A single senator stymies unanimous consent for Latino, women’s museums
For more than two decades, Latinos and their allies in Congress have been fighting to approve the creation of a National Museum of the American Latino in Washington. The push to create a national women’s history museum has taken about as long.
There have been studies and commissions, and this year, bipartisan bills authorizing their creation under the Smithsonian umbrella passed the House for the first time by overwhelming margins.
So on Thursday night, as their congressional term dwindles to just days, Republican and Democratic senators gathered on the Senate floor in hopes of capturing overwhelming support to push both over the finish line. Instead, their attempt set off a rare and tense debate in the halls of Congress — over what the nation’s museums stand for and the role of ethnic and gender identity in American life.
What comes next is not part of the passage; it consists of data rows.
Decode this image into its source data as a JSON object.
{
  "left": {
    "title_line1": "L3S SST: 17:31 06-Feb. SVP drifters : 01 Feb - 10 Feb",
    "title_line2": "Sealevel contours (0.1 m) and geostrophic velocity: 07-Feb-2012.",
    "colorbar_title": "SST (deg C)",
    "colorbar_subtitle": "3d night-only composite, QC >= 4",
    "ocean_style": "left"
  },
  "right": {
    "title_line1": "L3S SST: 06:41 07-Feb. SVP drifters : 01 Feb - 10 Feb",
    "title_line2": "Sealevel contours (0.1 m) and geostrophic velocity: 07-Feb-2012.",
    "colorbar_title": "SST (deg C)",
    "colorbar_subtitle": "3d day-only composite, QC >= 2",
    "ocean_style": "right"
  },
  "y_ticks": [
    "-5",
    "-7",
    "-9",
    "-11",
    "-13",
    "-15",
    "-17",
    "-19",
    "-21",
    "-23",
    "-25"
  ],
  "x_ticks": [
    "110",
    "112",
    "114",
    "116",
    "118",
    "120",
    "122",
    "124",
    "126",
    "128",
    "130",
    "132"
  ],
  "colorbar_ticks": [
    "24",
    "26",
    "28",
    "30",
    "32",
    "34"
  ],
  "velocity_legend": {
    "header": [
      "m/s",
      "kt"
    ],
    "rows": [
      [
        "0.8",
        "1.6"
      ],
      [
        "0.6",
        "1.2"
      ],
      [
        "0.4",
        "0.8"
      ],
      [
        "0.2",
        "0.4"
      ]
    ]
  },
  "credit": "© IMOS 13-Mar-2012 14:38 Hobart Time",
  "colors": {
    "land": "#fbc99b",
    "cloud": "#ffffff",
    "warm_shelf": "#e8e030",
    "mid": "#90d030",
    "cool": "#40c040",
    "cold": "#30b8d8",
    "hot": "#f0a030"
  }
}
In the end, the objections of a single senator out of 100, Mike
Lee of Utah, were enough to stop both measures and ensure that for now, their proponents will keep waiting. In a week where lawmakers have struggled, once more, to find agreement on stimulus money to help suffering Americans and small businesses, it was a fitting punctuation mark for an institution gripped with paralysis.
Because his colleagues were trying to pass the bill by unanimous consent, a practice reserved for noncontroversial measures that speeds up the normal legislative process, Lee’s reservations alone were enough to block it
The dispute began when Sens. John Cornyn, R-Texas, and Bob Menendez, D-N.J., tried to advance the legislation setting up the Latino museum on the National Mall. They lauded the history and contributions of 60 million Americans, and painted the creation of a museum as a proper and symbolically significant recognition in the nation’s capital of a diverse segment of Americans.
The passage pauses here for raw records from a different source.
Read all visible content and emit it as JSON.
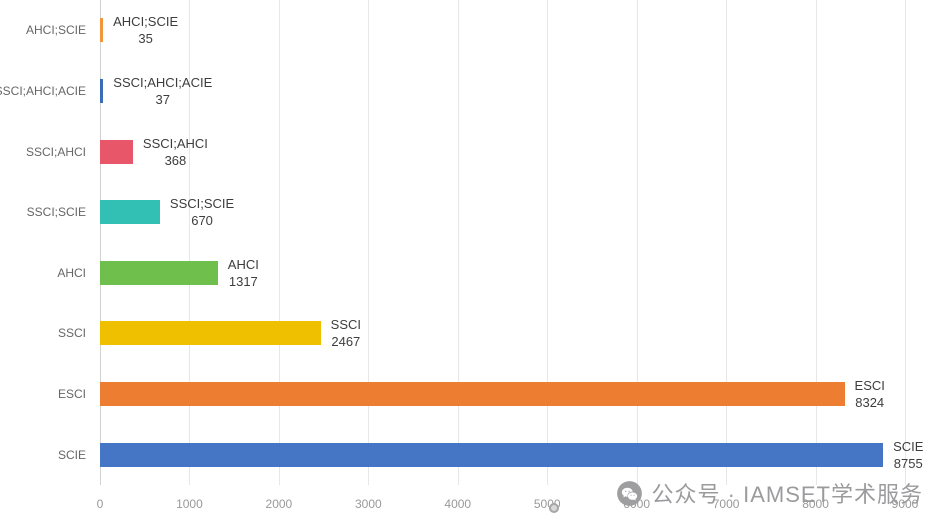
{
  "chart_data": {
    "type": "bar",
    "orientation": "horizontal",
    "title": "",
    "xlabel": "",
    "ylabel": "",
    "xlim": [
      0,
      9000
    ],
    "x_ticks": [
      0,
      1000,
      2000,
      3000,
      4000,
      5000,
      6000,
      7000,
      8000,
      9000
    ],
    "grid": true,
    "legend": false,
    "categories": [
      "AHCI;SCIE",
      "SSCI;AHCI;ACIE",
      "SSCI;AHCI",
      "SSCI;SCIE",
      "AHCI",
      "SSCI",
      "ESCI",
      "SCIE"
    ],
    "values": [
      35,
      37,
      368,
      670,
      1317,
      2467,
      8324,
      8755
    ],
    "bar_colors": [
      "#F0973C",
      "#3A6DB5",
      "#E8566A",
      "#32C0B4",
      "#6FBF4D",
      "#EFC000",
      "#ED7D31",
      "#4576C5"
    ],
    "value_label_format": "name_over_value"
  },
  "watermark": {
    "text": "公众号 · IAMSET学术服务",
    "icon": "wechat-icon",
    "color": "#9B9B9E"
  },
  "style_colors": {
    "gridline": "#E7E7E7",
    "axis_line": "#D2D2D2",
    "tick_text": "#999999",
    "category_text": "#666666",
    "bar_label_text": "#3D3D3D"
  }
}
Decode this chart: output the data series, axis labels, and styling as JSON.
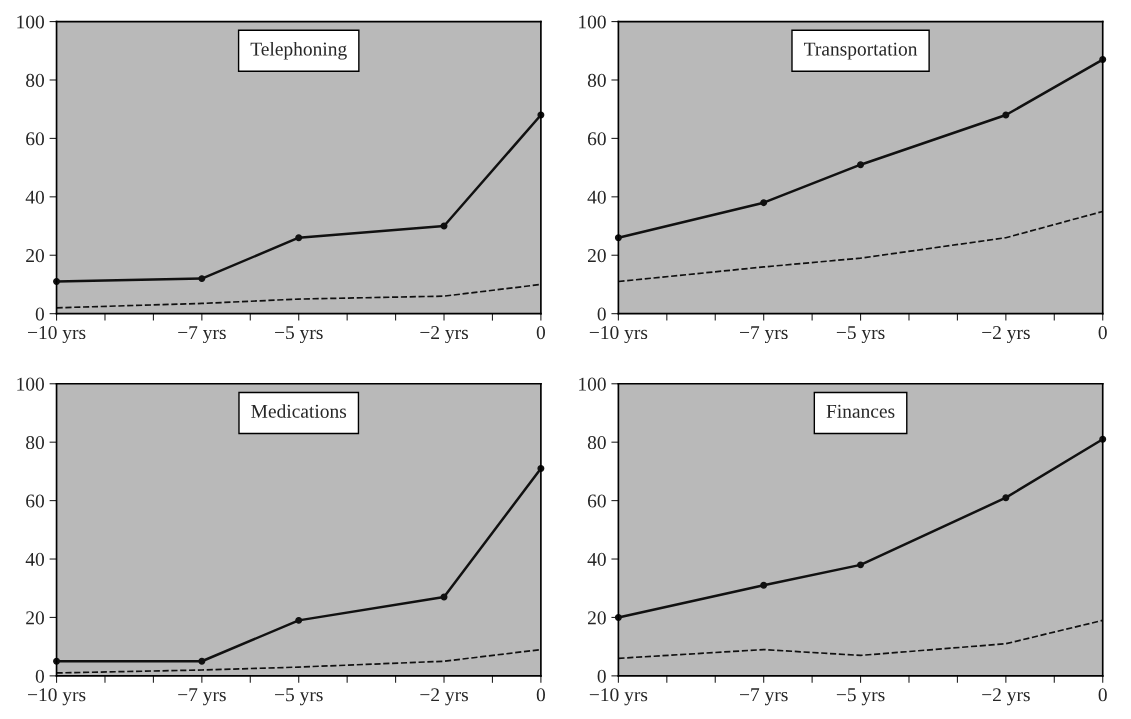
{
  "chart_data": [
    {
      "type": "line",
      "title": "Telephoning",
      "x": [
        -10,
        -7,
        -5,
        -2,
        0
      ],
      "xlim": [
        -10,
        0
      ],
      "ylim": [
        0,
        100
      ],
      "xticks": [
        {
          "value": -10,
          "label": "−10 yrs"
        },
        {
          "value": -9,
          "label": null
        },
        {
          "value": -8,
          "label": null
        },
        {
          "value": -7,
          "label": "−7 yrs"
        },
        {
          "value": -6,
          "label": null
        },
        {
          "value": -5,
          "label": "−5 yrs"
        },
        {
          "value": -4,
          "label": null
        },
        {
          "value": -3,
          "label": null
        },
        {
          "value": -2,
          "label": "−2 yrs"
        },
        {
          "value": -1,
          "label": null
        },
        0
      ],
      "yticks": [
        0,
        20,
        40,
        60,
        80,
        100
      ],
      "grid": false,
      "legend": false,
      "series": [
        {
          "color": "#111111",
          "line_style": "solid",
          "marker": "circle",
          "values": [
            11,
            12,
            26,
            30,
            68
          ]
        },
        {
          "color": "#111111",
          "line_style": "dashed",
          "marker": "none",
          "values": [
            2,
            3.5,
            5,
            6,
            10
          ]
        }
      ]
    },
    {
      "type": "line",
      "title": "Transportation",
      "x": [
        -10,
        -7,
        -5,
        -2,
        0
      ],
      "xlim": [
        -10,
        0
      ],
      "ylim": [
        0,
        100
      ],
      "xticks": [
        {
          "value": -10,
          "label": "−10 yrs"
        },
        {
          "value": -9,
          "label": null
        },
        {
          "value": -8,
          "label": null
        },
        {
          "value": -7,
          "label": "−7 yrs"
        },
        {
          "value": -6,
          "label": null
        },
        {
          "value": -5,
          "label": "−5 yrs"
        },
        {
          "value": -4,
          "label": null
        },
        {
          "value": -3,
          "label": null
        },
        {
          "value": -2,
          "label": "−2 yrs"
        },
        {
          "value": -1,
          "label": null
        },
        0
      ],
      "yticks": [
        0,
        20,
        40,
        60,
        80,
        100
      ],
      "grid": false,
      "legend": false,
      "series": [
        {
          "color": "#111111",
          "line_style": "solid",
          "marker": "circle",
          "values": [
            26,
            38,
            51,
            68,
            87
          ]
        },
        {
          "color": "#111111",
          "line_style": "dashed",
          "marker": "none",
          "values": [
            11,
            16,
            19,
            26,
            35
          ]
        }
      ]
    },
    {
      "type": "line",
      "title": "Medications",
      "x": [
        -10,
        -7,
        -5,
        -2,
        0
      ],
      "xlim": [
        -10,
        0
      ],
      "ylim": [
        0,
        100
      ],
      "xticks": [
        {
          "value": -10,
          "label": "−10 yrs"
        },
        {
          "value": -9,
          "label": null
        },
        {
          "value": -8,
          "label": null
        },
        {
          "value": -7,
          "label": "−7 yrs"
        },
        {
          "value": -6,
          "label": null
        },
        {
          "value": -5,
          "label": "−5 yrs"
        },
        {
          "value": -4,
          "label": null
        },
        {
          "value": -3,
          "label": null
        },
        {
          "value": -2,
          "label": "−2 yrs"
        },
        {
          "value": -1,
          "label": null
        },
        0
      ],
      "yticks": [
        0,
        20,
        40,
        60,
        80,
        100
      ],
      "grid": false,
      "legend": false,
      "series": [
        {
          "color": "#111111",
          "line_style": "solid",
          "marker": "circle",
          "values": [
            5,
            5,
            19,
            27,
            71
          ]
        },
        {
          "color": "#111111",
          "line_style": "dashed",
          "marker": "none",
          "values": [
            1,
            2,
            3,
            5,
            9
          ]
        }
      ]
    },
    {
      "type": "line",
      "title": "Finances",
      "x": [
        -10,
        -7,
        -5,
        -2,
        0
      ],
      "xlim": [
        -10,
        0
      ],
      "ylim": [
        0,
        100
      ],
      "xticks": [
        {
          "value": -10,
          "label": "−10 yrs"
        },
        {
          "value": -9,
          "label": null
        },
        {
          "value": -8,
          "label": null
        },
        {
          "value": -7,
          "label": "−7 yrs"
        },
        {
          "value": -6,
          "label": null
        },
        {
          "value": -5,
          "label": "−5 yrs"
        },
        {
          "value": -4,
          "label": null
        },
        {
          "value": -3,
          "label": null
        },
        {
          "value": -2,
          "label": "−2 yrs"
        },
        {
          "value": -1,
          "label": null
        },
        0
      ],
      "yticks": [
        0,
        20,
        40,
        60,
        80,
        100
      ],
      "grid": false,
      "legend": false,
      "series": [
        {
          "color": "#111111",
          "line_style": "solid",
          "marker": "circle",
          "values": [
            20,
            31,
            38,
            61,
            81
          ]
        },
        {
          "color": "#111111",
          "line_style": "dashed",
          "marker": "none",
          "values": [
            6,
            9,
            7,
            11,
            19
          ]
        }
      ]
    }
  ]
}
Lee, a conservative with libertarian leanings who often finds himself at odds with his colleagues and does not bend, quickly made his disapproval known on broad philosophical grounds.
“My objection to the creation of a new Smithsonian museum or series of museums based on group identity — what Theodore Roosevelt called hyphenated Americanism — is not a matter of budgetary or legislative technicalities,” Lee said.
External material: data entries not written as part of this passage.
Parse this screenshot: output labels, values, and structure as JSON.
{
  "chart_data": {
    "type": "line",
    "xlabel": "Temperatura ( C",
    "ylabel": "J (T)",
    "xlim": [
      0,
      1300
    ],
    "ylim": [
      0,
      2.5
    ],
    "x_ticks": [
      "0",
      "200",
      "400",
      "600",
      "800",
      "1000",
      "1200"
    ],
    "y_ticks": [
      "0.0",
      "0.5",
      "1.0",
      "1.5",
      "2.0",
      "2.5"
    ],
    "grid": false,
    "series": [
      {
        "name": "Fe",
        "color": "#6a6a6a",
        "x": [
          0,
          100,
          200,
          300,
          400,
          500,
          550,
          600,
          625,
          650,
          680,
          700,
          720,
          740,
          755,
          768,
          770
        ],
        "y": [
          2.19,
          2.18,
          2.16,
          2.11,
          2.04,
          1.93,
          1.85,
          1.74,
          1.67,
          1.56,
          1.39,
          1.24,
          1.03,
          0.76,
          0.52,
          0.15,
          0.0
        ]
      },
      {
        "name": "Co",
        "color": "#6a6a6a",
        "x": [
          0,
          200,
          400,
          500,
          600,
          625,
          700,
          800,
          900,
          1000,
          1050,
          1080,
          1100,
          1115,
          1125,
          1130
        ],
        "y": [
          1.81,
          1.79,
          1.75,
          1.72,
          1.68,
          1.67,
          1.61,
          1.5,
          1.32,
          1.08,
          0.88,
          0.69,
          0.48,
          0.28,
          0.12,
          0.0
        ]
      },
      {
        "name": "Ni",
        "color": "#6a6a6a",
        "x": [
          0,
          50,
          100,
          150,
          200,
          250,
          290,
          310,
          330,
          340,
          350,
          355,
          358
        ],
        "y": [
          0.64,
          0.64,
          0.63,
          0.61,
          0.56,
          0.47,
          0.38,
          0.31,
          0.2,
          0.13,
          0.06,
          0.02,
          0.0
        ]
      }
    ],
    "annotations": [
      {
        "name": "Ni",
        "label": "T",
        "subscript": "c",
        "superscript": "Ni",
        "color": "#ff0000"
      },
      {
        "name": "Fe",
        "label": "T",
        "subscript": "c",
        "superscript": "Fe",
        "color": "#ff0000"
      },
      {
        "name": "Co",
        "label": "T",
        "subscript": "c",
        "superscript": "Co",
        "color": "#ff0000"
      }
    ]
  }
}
Because his colleagues were trying to pass the bill by unanimous consent, a practice reserved for noncontroversial measures that speeds up the normal legislative process, his reservations alone were enough to block it.
Lee argued that creating the museums would drive wedges among Americans. He conjured dire scenes of societal strife.
“The so-called critical theory undergirding this movement does not celebrate diversity; it weaponizes diversity,” he said. “It has turned our college campuses into grievance pageants and loose Orwellian mobs to cancel anyone daring to express an original thought.”